If the Advisor or its underlying system were to fail, the load balancer might continue to distribute workload requests according to the last set of information received from the Advisor, it might resort to preconfigured weights, or it might even stop distributing new work requests to the cluster. (The behavior depends upon the load balancer implementation; consult the load balancer documentation for details.) Therefore, it is important that the Advisor be restarted as soon as possible when a failure occurs, so that it can begin communicating with the load balancer and workload request distribution can resume normally. This restart capability should cover scenarios where the Advisor itself fails, and where the system that the Advisor is running on fails. The Advisor can run on any system in the sysplex and thus can be restarted on any system in the sysplex, as long as it is configured to use dynamic VIPAs and dynamic routing is in effect. The Advisor registers with ARM using the following values:
ELEMTYPE=SYSTCPIP
ELEMNAME=EZBLBADV
TERMTYPE=ALLTERM
This indicates that the Advisor should be restarted only on the same system in cases where the Advisor itself fails, and also restarted on a different system if the system fails. Using an ARM policy, you can indicate which systems are eligible for running the Advisor in the case of system failures. You also need to ensure that the specified backup systems have all the necessary configuration in place to enable the Advisor to be restarted there.

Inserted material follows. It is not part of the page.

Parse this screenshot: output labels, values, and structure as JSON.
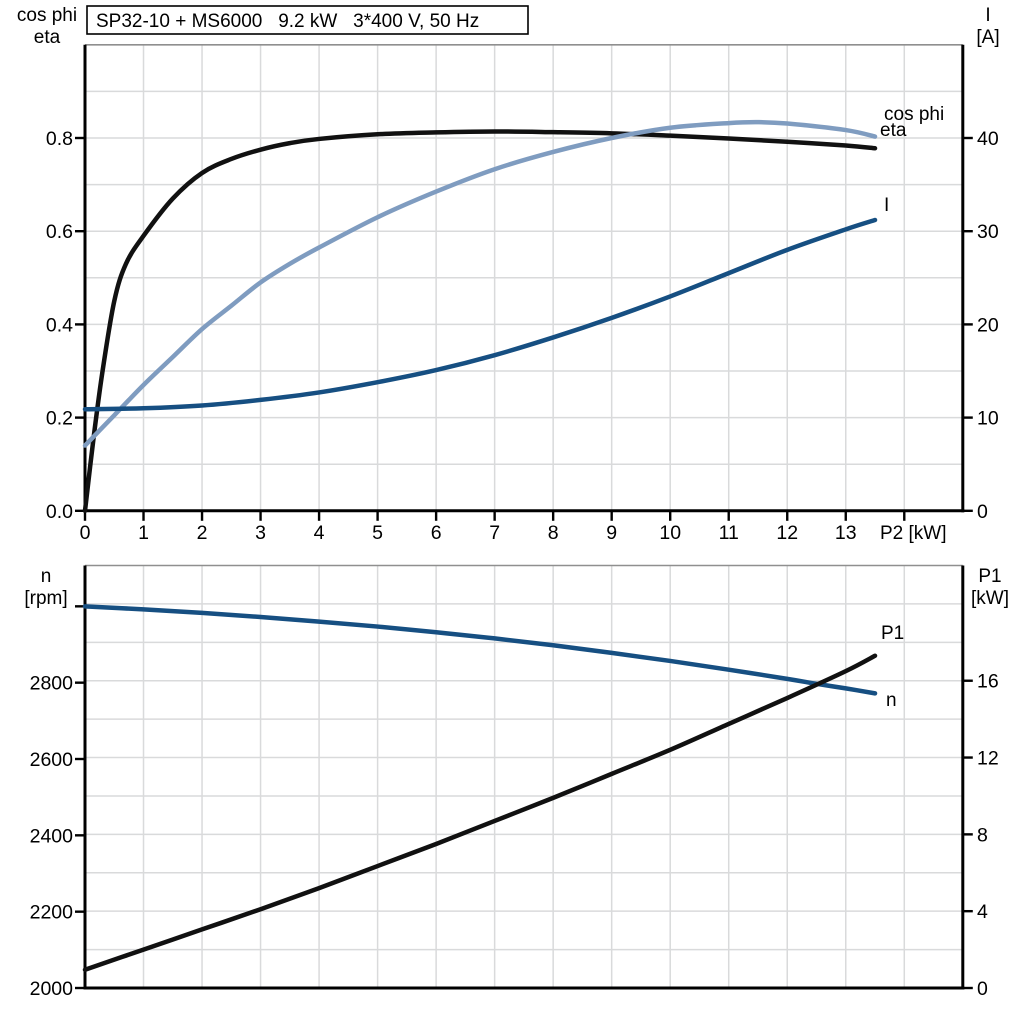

Some special considerations exist for scenarios where ARM is used and the TCP/IP stack address space terminates, as the result of a failure or of a planned operation. When the TCP/IP stack becomes unavailable, the Advisor also terminates, as it can no longer establish any TCP/IP communications. An ARM restart of the Advisor will likely fail, as the TCP/IP protocol stack will not be available when the restarts occur. You can handle these scenarios in the following ways:
- Planned outages of the TCP/IP stack
Manually start the Advisor on another system, as soon as the Advisor terminates on the system where TCP/IP is stopped.
- Unplanned outages of the TCP/IP stack
Ensure that an ARM policy (or other automation) is in place to quickly restart the TCP/IP stack on the same system. The Advisor also needs to be quickly restarted on the same system. This can be done by using an automation software package, or by using the TCP/IP profile AUTOLOG statement.

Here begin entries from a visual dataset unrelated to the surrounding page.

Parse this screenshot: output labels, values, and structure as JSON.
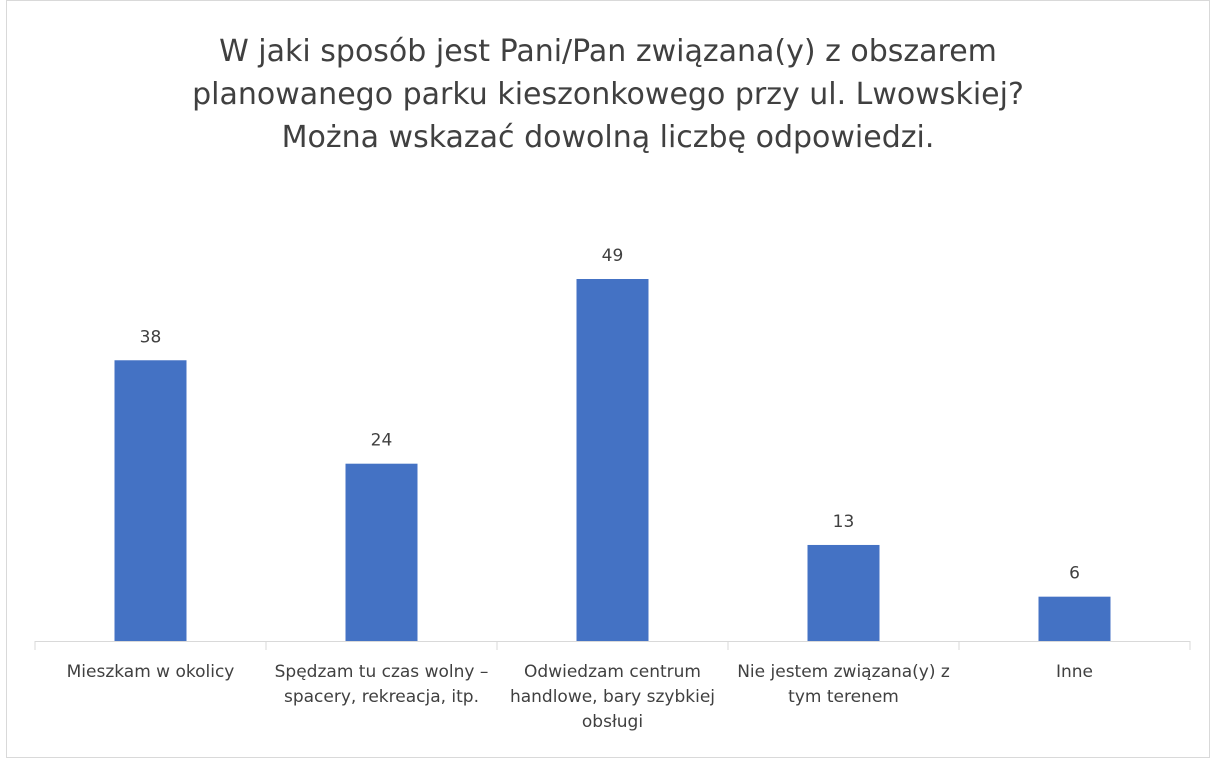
{
  "chart_data": {
    "type": "bar",
    "title": "W jaki sposób jest Pani/Pan związana(y) z obszarem planowanego parku kieszonkowego przy ul. Lwowskiej? Można wskazać dowolną liczbę odpowiedzi.",
    "categories": [
      "Mieszkam w okolicy",
      "Spędzam tu czas wolny – spacery, rekreacja, itp.",
      "Odwiedzam centrum handlowe, bary szybkiej obsługi",
      "Nie jestem związana(y) z tym terenem",
      "Inne"
    ],
    "values": [
      38,
      24,
      49,
      13,
      6
    ],
    "color": "#4472c4"
  }
}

The AUTOLOG statement also has some important considerations:
- You should place the Advisor in the AUTOLOG statement list to ensure that it is started when TCP/IP is started on that system. However, you should specify the NOAUTOLOG parameter on the PORT reservation statements for the Advisor ports in the TCP/IP profile. This prevents TCP/IP from monitoring and attempting to restart the Advisor, as that could interfere with your automation logic or the ARM policy that you have put in place.

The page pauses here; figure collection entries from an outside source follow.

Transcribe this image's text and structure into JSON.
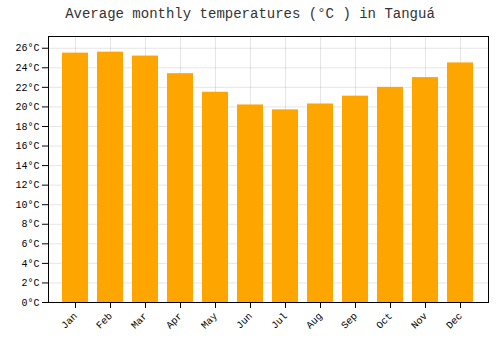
{
  "chart_data": {
    "type": "bar",
    "title": "Average monthly temperatures (°C ) in Tanguá",
    "categories": [
      "Jan",
      "Feb",
      "Mar",
      "Apr",
      "May",
      "Jun",
      "Jul",
      "Aug",
      "Sep",
      "Oct",
      "Nov",
      "Dec"
    ],
    "values": [
      25.5,
      25.6,
      25.2,
      23.4,
      21.5,
      20.2,
      19.7,
      20.3,
      21.1,
      22.0,
      23.0,
      24.5
    ],
    "color": "#FFA500",
    "ylim": [
      0,
      27.2
    ],
    "yticks": [
      {
        "value": 0,
        "label": "0°C"
      },
      {
        "value": 2,
        "label": "2°C"
      },
      {
        "value": 4,
        "label": "4°C"
      },
      {
        "value": 6,
        "label": "6°C"
      },
      {
        "value": 8,
        "label": "8°C"
      },
      {
        "value": 10,
        "label": "10°C"
      },
      {
        "value": 12,
        "label": "12°C"
      },
      {
        "value": 14,
        "label": "14°C"
      },
      {
        "value": 16,
        "label": "16°C"
      },
      {
        "value": 18,
        "label": "18°C"
      },
      {
        "value": 20,
        "label": "20°C"
      },
      {
        "value": 22,
        "label": "22°C"
      },
      {
        "value": 24,
        "label": "24°C"
      },
      {
        "value": 26,
        "label": "26°C"
      }
    ],
    "grid": true
  }
}
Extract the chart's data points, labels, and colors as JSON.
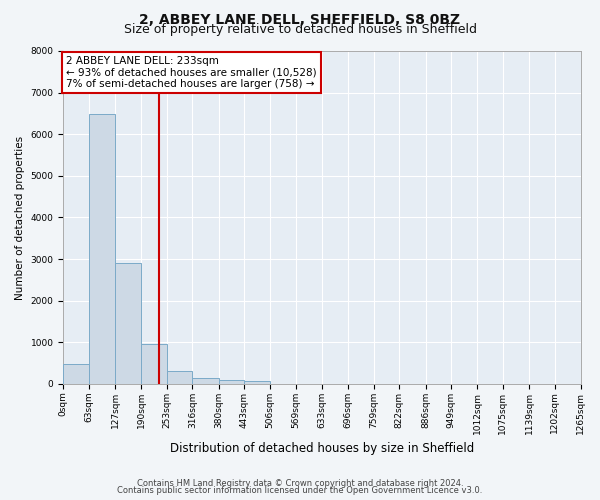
{
  "title1": "2, ABBEY LANE DELL, SHEFFIELD, S8 0BZ",
  "title2": "Size of property relative to detached houses in Sheffield",
  "xlabel": "Distribution of detached houses by size in Sheffield",
  "ylabel": "Number of detached properties",
  "bar_edges": [
    0,
    63,
    127,
    190,
    253,
    316,
    380,
    443,
    506,
    569,
    633,
    696,
    759,
    822,
    886,
    949,
    1012,
    1075,
    1139,
    1202,
    1265
  ],
  "bar_heights": [
    490,
    6480,
    2900,
    950,
    320,
    145,
    100,
    60,
    0,
    0,
    0,
    0,
    0,
    0,
    0,
    0,
    0,
    0,
    0,
    0
  ],
  "bar_color": "#cdd9e5",
  "bar_edge_color": "#7baac8",
  "vline_x": 233,
  "vline_color": "#cc0000",
  "annotation_text": "2 ABBEY LANE DELL: 233sqm\n← 93% of detached houses are smaller (10,528)\n7% of semi-detached houses are larger (758) →",
  "annotation_box_color": "#cc0000",
  "ylim": [
    0,
    8000
  ],
  "yticks": [
    0,
    1000,
    2000,
    3000,
    4000,
    5000,
    6000,
    7000,
    8000
  ],
  "tick_labels": [
    "0sqm",
    "63sqm",
    "127sqm",
    "190sqm",
    "253sqm",
    "316sqm",
    "380sqm",
    "443sqm",
    "506sqm",
    "569sqm",
    "633sqm",
    "696sqm",
    "759sqm",
    "822sqm",
    "886sqm",
    "949sqm",
    "1012sqm",
    "1075sqm",
    "1139sqm",
    "1202sqm",
    "1265sqm"
  ],
  "footer1": "Contains HM Land Registry data © Crown copyright and database right 2024.",
  "footer2": "Contains public sector information licensed under the Open Government Licence v3.0.",
  "bg_color": "#f2f5f8",
  "plot_bg_color": "#e6edf4",
  "grid_color": "#ffffff",
  "title1_fontsize": 10,
  "title2_fontsize": 9,
  "tick_label_fontsize": 6.5,
  "ylabel_fontsize": 7.5,
  "xlabel_fontsize": 8.5,
  "footer_fontsize": 6,
  "ann_fontsize": 7.5
}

- The AUTOLOG function works best on systems where a single TCP/IP stack is active (INET environment). For CINET considerations, see Considerations for automatic restart in a CINET environment.
RDEFINE FACILITY IXCARM.SYSTCPIP.EZBLBADV UACC(NONE)
RDEFINE FACILITY IXCARM.SYSTCPIP.EZBLBAGENT UACC(NONE)
PERMIT IXCARM.SYSTCPIP.EZBLBADV CLASS(FACILITY) ID(LBADV) ACCESS(UPDATE)
PERMIT IXCARM.SYSTCPIP.EZBLBAGENT CLASS(FACILITY) ID(LBAGENT) ACCESS(UPDATE)
SETROPTS RACLIST(FACILITY) REFRESH
- If using AUTOLOG for the Agent, code the NOAUTOLOG parameter on the PORT reservation statement for the Agent port in the TCP/IP profile. This prevents the Agent from automatically being cancelled and restarted because the Agent does not listen on the port.
- If the Advisor is using IPv6 for the load balancer connections, or if any Agents are using IPv6 to connect to the Advisor, movement of the Advisor is limited to IPv6–enabled TCP/IP stacks.